The lecture is part of the current ICI Lecture Series ERRANS, environ/s. There is hardly a discipline, field, or discourse within the natural and social sciences nor the humanities that hasn’t long been touched and transformed by the notions of milieu, environment, or Umwelt. The recent revival and proliferation of ecological discourses can be understood, at least in part, as a response to the increasingly complete immersion in technologically in-formed environments.
The transdisciplinary impact of these new concepts has not yet been captured, nor is it clear that it can be captured, but while the life sciences play a prominent role in them (having adopted, in the 19th century, concepts from physics and transgressed into the social sciences, for example, as racist discourses and social Darwinism), they don’t operate as the leading science in this transformation. Instead, this process appears to be a multidirectional, non-hierarchizable, and errant movement, itself constituting a complex ecology of knowledge.
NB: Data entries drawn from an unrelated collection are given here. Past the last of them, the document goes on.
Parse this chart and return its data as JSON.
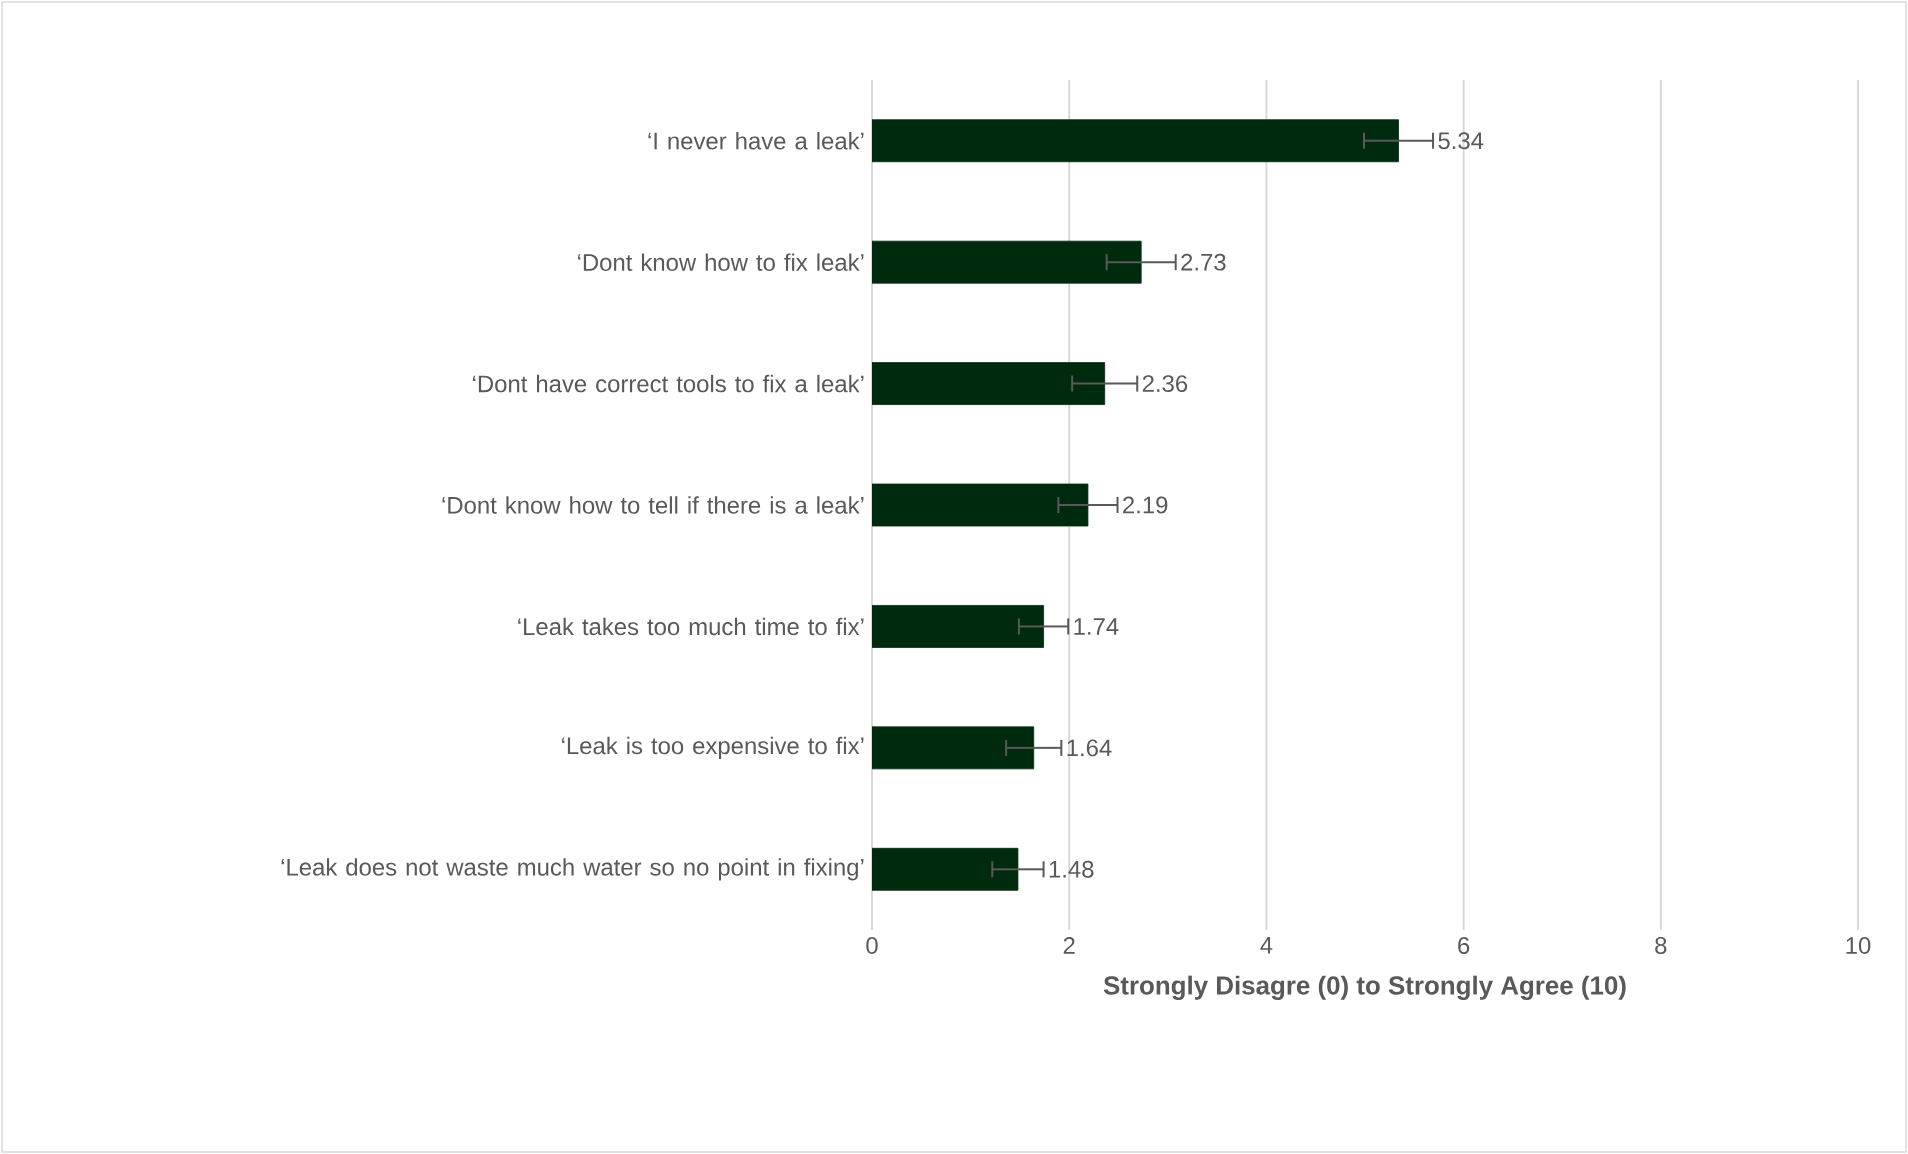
{
  "chart_data": {
    "type": "bar",
    "orientation": "horizontal",
    "xlabel": "Strongly Disagre (0) to Strongly Agree (10)",
    "categories": [
      "‘I never have a leak’",
      "‘Dont know how to fix leak’",
      "‘Dont have correct tools to fix a leak’",
      "‘Dont know how to tell if there is a leak’",
      "‘Leak takes too much time to fix’",
      "‘Leak is too expensive to fix’",
      "‘Leak does not waste much water so no point in fixing’"
    ],
    "values": [
      5.34,
      2.73,
      2.36,
      2.19,
      1.74,
      1.64,
      1.48
    ],
    "errors": [
      0.35,
      0.35,
      0.33,
      0.3,
      0.25,
      0.28,
      0.26
    ],
    "color": "#002a0e",
    "data_labels": true,
    "grid": "x",
    "xlim": [
      0,
      10
    ],
    "xticks": [
      0,
      2,
      4,
      6,
      8,
      10
    ]
  }
}
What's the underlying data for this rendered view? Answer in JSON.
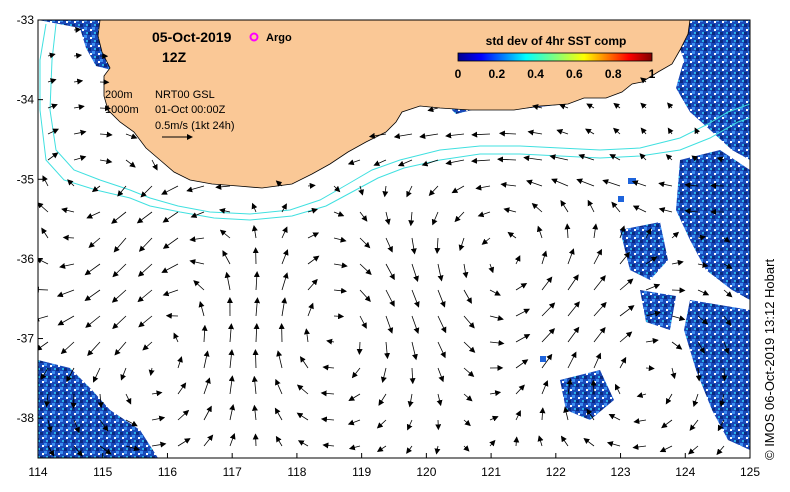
{
  "map": {
    "date": "05-Oct-2019",
    "hour": "12Z",
    "argo_label": "Argo",
    "colorbar_title": "std dev of 4hr SST comp",
    "colorbar_ticks": [
      "0",
      "0.2",
      "0.4",
      "0.6",
      "0.8",
      "1"
    ],
    "isobath_200": "200m",
    "isobath_1000": "1000m",
    "product": "NRT00 GSL",
    "product_time": "01-Oct 00:00Z",
    "scale_label": "0.5m/s (1kt 24h)",
    "credit": "© IMOS 06-Oct-2019 13:12 Hobart",
    "x_ticks": [
      "114",
      "115",
      "116",
      "117",
      "118",
      "119",
      "120",
      "121",
      "122",
      "123",
      "124",
      "125"
    ],
    "y_ticks": [
      "-33",
      "-34",
      "-35",
      "-36",
      "-37",
      "-38"
    ],
    "colors": {
      "land": "#FAC896",
      "isobath": "#40E0E0",
      "argo": "#FF00FF",
      "sst_dark": "#102A8C",
      "sst_mid": "#1E64DC"
    }
  }
}
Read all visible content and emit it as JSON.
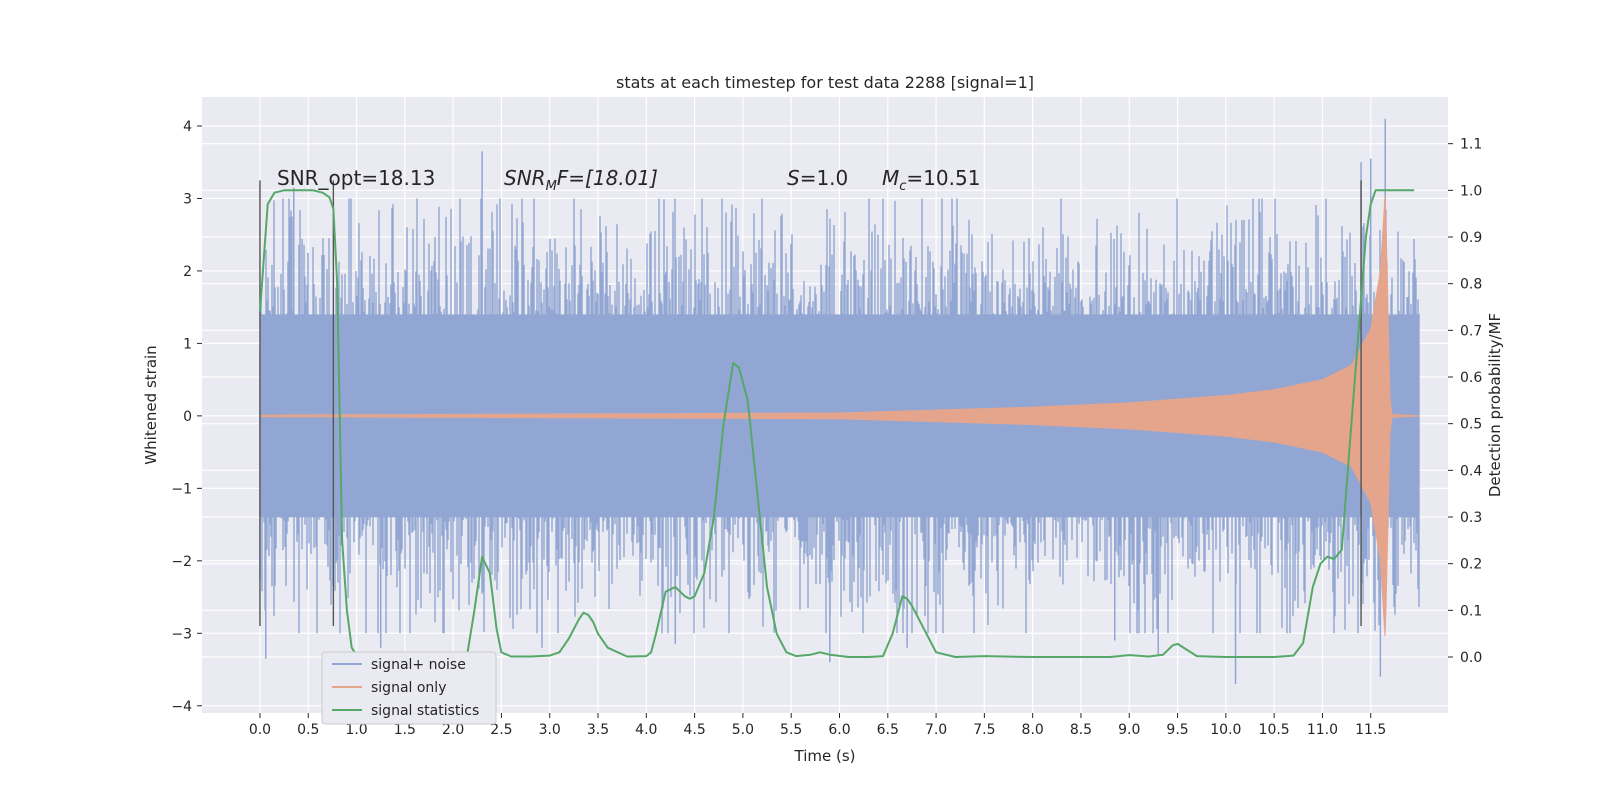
{
  "chart_data": {
    "type": "line",
    "title": "stats at each timestep for test data 2288 [signal=1]",
    "xlabel": "Time (s)",
    "ylabel": "Whitened strain",
    "ylabel_right": "Detection probability/MF",
    "xlim": [
      -0.6,
      12.3
    ],
    "ylim": [
      -4.1,
      4.4
    ],
    "ylim_right": [
      -0.12,
      1.2
    ],
    "x_ticks": [
      "0.0",
      "0.5",
      "1.0",
      "1.5",
      "2.0",
      "2.5",
      "3.0",
      "3.5",
      "4.0",
      "4.5",
      "5.0",
      "5.5",
      "6.0",
      "6.5",
      "7.0",
      "7.5",
      "8.0",
      "8.5",
      "9.0",
      "9.5",
      "10.0",
      "10.5",
      "11.0",
      "11.5"
    ],
    "y_ticks": [
      "4",
      "3",
      "2",
      "1",
      "0",
      "−1",
      "−2",
      "−3",
      "−4"
    ],
    "y_ticks_right": [
      "1.1",
      "1.0",
      "0.9",
      "0.8",
      "0.7",
      "0.6",
      "0.5",
      "0.4",
      "0.3",
      "0.2",
      "0.1",
      "0.0"
    ],
    "grid": true,
    "legend_position": "lower-left",
    "annotations": {
      "snr_opt": "SNR_opt=18.13",
      "snr_mf_main": "SNR",
      "snr_mf_sub": "M",
      "snr_mf_rest": "F=[18.01]",
      "s_main": "S",
      "s_rest": "=1.0",
      "mc_main": "M",
      "mc_sub": "c",
      "mc_rest": "=10.51"
    },
    "series": [
      {
        "name": "signal+ noise",
        "color": "#92a6d3",
        "x_range": [
          0.0,
          12.0
        ],
        "envelope_abs_max": 2.6,
        "peaks": [
          [
            0.06,
            -3.35
          ],
          [
            0.35,
            3.15
          ],
          [
            1.25,
            -3.2
          ],
          [
            2.3,
            3.65
          ],
          [
            2.92,
            -3.2
          ],
          [
            4.3,
            -3.15
          ],
          [
            5.9,
            -3.4
          ],
          [
            6.7,
            -3.2
          ],
          [
            8.85,
            -3.1
          ],
          [
            9.3,
            -3.3
          ],
          [
            10.1,
            -3.7
          ],
          [
            11.4,
            3.5
          ],
          [
            11.5,
            3.55
          ],
          [
            11.65,
            4.1
          ],
          [
            11.6,
            -3.6
          ]
        ]
      },
      {
        "name": "signal only",
        "color": "#e5a58d",
        "x_range": [
          0.0,
          12.0
        ],
        "amplitude": [
          [
            0.0,
            0.01
          ],
          [
            6.0,
            0.04
          ],
          [
            8.0,
            0.12
          ],
          [
            9.0,
            0.18
          ],
          [
            10.0,
            0.28
          ],
          [
            10.5,
            0.36
          ],
          [
            11.0,
            0.5
          ],
          [
            11.3,
            0.7
          ],
          [
            11.5,
            1.2
          ],
          [
            11.6,
            2.0
          ],
          [
            11.65,
            3.1
          ],
          [
            11.7,
            0.2
          ],
          [
            11.72,
            0.02
          ],
          [
            12.0,
            0.0
          ]
        ]
      },
      {
        "name": "signal statistics",
        "color": "#55a868",
        "axis": "right",
        "x": [
          0.0,
          0.08,
          0.15,
          0.25,
          0.4,
          0.55,
          0.65,
          0.72,
          0.76,
          0.8,
          0.85,
          0.9,
          0.95,
          1.0,
          1.05,
          1.1,
          1.5,
          2.0,
          2.15,
          2.22,
          2.3,
          2.38,
          2.45,
          2.5,
          2.6,
          2.8,
          3.0,
          3.1,
          3.2,
          3.3,
          3.35,
          3.4,
          3.45,
          3.5,
          3.6,
          3.8,
          4.0,
          4.05,
          4.1,
          4.2,
          4.3,
          4.4,
          4.45,
          4.5,
          4.6,
          4.7,
          4.8,
          4.9,
          4.96,
          5.05,
          5.15,
          5.25,
          5.35,
          5.45,
          5.55,
          5.7,
          5.8,
          5.9,
          6.1,
          6.3,
          6.45,
          6.55,
          6.65,
          6.7,
          6.75,
          6.9,
          7.0,
          7.2,
          7.5,
          8.0,
          8.5,
          8.8,
          9.0,
          9.2,
          9.35,
          9.45,
          9.5,
          9.6,
          9.7,
          10.0,
          10.5,
          10.7,
          10.8,
          10.9,
          10.98,
          11.05,
          11.12,
          11.2,
          11.3,
          11.45,
          11.5,
          11.55,
          11.6,
          11.8,
          11.93,
          11.95
        ],
        "y": [
          0.74,
          0.97,
          0.995,
          1.0,
          1.0,
          1.0,
          0.995,
          0.985,
          0.96,
          0.8,
          0.25,
          0.1,
          0.02,
          0.004,
          0.001,
          0.0,
          0.0,
          0.0,
          0.01,
          0.1,
          0.215,
          0.18,
          0.06,
          0.01,
          0.001,
          0.001,
          0.003,
          0.01,
          0.04,
          0.08,
          0.095,
          0.09,
          0.075,
          0.05,
          0.02,
          0.001,
          0.002,
          0.01,
          0.05,
          0.14,
          0.15,
          0.13,
          0.125,
          0.13,
          0.18,
          0.3,
          0.5,
          0.63,
          0.62,
          0.55,
          0.35,
          0.15,
          0.05,
          0.01,
          0.002,
          0.005,
          0.01,
          0.005,
          0.0,
          0.0,
          0.002,
          0.05,
          0.13,
          0.125,
          0.11,
          0.05,
          0.01,
          0.0,
          0.002,
          0.0,
          0.0,
          0.0,
          0.004,
          0.001,
          0.005,
          0.025,
          0.028,
          0.015,
          0.002,
          0.0,
          0.0,
          0.003,
          0.03,
          0.15,
          0.2,
          0.215,
          0.21,
          0.23,
          0.5,
          0.9,
          0.97,
          1.0,
          1.0,
          1.0,
          1.0,
          1.0
        ]
      }
    ],
    "markers": [
      {
        "x": 0.0,
        "ymin": -2.9,
        "ymax": 3.25
      },
      {
        "x": 0.76,
        "ymin": -2.9,
        "ymax": 3.25
      },
      {
        "x": 11.4,
        "ymin": -2.9,
        "ymax": 3.25
      }
    ],
    "colors": {
      "plot_bg": "#eaeaf2",
      "grid": "#ffffff",
      "marker_line": "#555555",
      "noise_fill": "#92a6d3",
      "signal_fill": "#e5a58d",
      "stat_line": "#55a868"
    }
  }
}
ERRANS environ/s contemplates aspects of this frequently divergent, potentially errant, and certainly ongoing transformation of not only the sciences or cultures of knowledge, but also cultural and artistic production at large. It will investigate the ways in which an attention to environments can have the effect of dissolving boundaries or making them permeable, questioning clear-cut distinctions, undermining naive ontologies, decentring the subject, folding nature and culture, and producing complex political ecologies attuned to far-reaching entanglements.